Nuclear medicine technologists prepare and administer chemicals known as radiopharmaceuticals (radioactive drugs) used in the diagnosis and treatment of certain diseases. These drugs are administered to a patient and absorbed by specific locations in the patient’s body, thus allowing technologists to use diagnostic equipment to image and analyze their concentration in certain tissues or organs. Technicians also perform laboratory tests on patients’ blood and urine to determine certain body chemical levels. There are approximately 18,000 nuclear medicine technologists employed in the United States.
Nuclear Medicine Technologist Career History
The origins of nuclear medicine can be traced to the turn of the 20th century when Marie Curie and her fellow scientists discovered radium.

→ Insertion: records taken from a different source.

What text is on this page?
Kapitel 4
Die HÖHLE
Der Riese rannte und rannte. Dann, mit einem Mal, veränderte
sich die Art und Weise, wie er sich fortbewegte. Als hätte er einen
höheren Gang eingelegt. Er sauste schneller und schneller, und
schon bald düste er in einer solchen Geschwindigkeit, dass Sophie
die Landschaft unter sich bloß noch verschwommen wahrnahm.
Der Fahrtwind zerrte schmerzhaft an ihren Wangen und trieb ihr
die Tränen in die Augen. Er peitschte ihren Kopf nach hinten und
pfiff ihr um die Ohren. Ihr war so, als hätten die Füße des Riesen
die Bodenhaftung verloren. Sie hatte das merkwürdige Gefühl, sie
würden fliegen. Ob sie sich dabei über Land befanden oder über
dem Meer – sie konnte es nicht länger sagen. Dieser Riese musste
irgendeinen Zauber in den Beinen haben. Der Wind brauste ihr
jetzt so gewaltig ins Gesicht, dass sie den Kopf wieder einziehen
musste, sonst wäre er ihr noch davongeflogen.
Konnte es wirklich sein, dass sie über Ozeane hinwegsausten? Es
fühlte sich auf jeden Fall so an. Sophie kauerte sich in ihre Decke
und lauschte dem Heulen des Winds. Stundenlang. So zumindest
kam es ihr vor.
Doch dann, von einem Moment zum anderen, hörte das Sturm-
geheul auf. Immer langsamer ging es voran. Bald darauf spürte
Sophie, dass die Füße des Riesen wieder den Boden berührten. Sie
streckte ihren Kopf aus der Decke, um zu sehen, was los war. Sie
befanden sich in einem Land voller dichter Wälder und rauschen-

Radium, however, had no medical application until after World War II, when scientists discovered ways of producing artificial radionuclides. This led to the development of nuclear medicine.
In nuclear medicine, an image is transmitted that enables the physician to diagnose diseased tissue and functional disorders. Unlike X-rays, however, where the radiation passes through the body to expose photographic film, in nuclear medicine the radiation comes from radioactive isotopes inside the body. A compound is made radioactive (called a radiopharmaceutical) and then is injected into or swallowed by the patient. The rates of absorption and elimination can be determined by measuring the radiation over a period of time with special cameras. This information is then used in the diagnosis and treatment of certain diseases, such as a dysfunctional thyroid gland or cancer.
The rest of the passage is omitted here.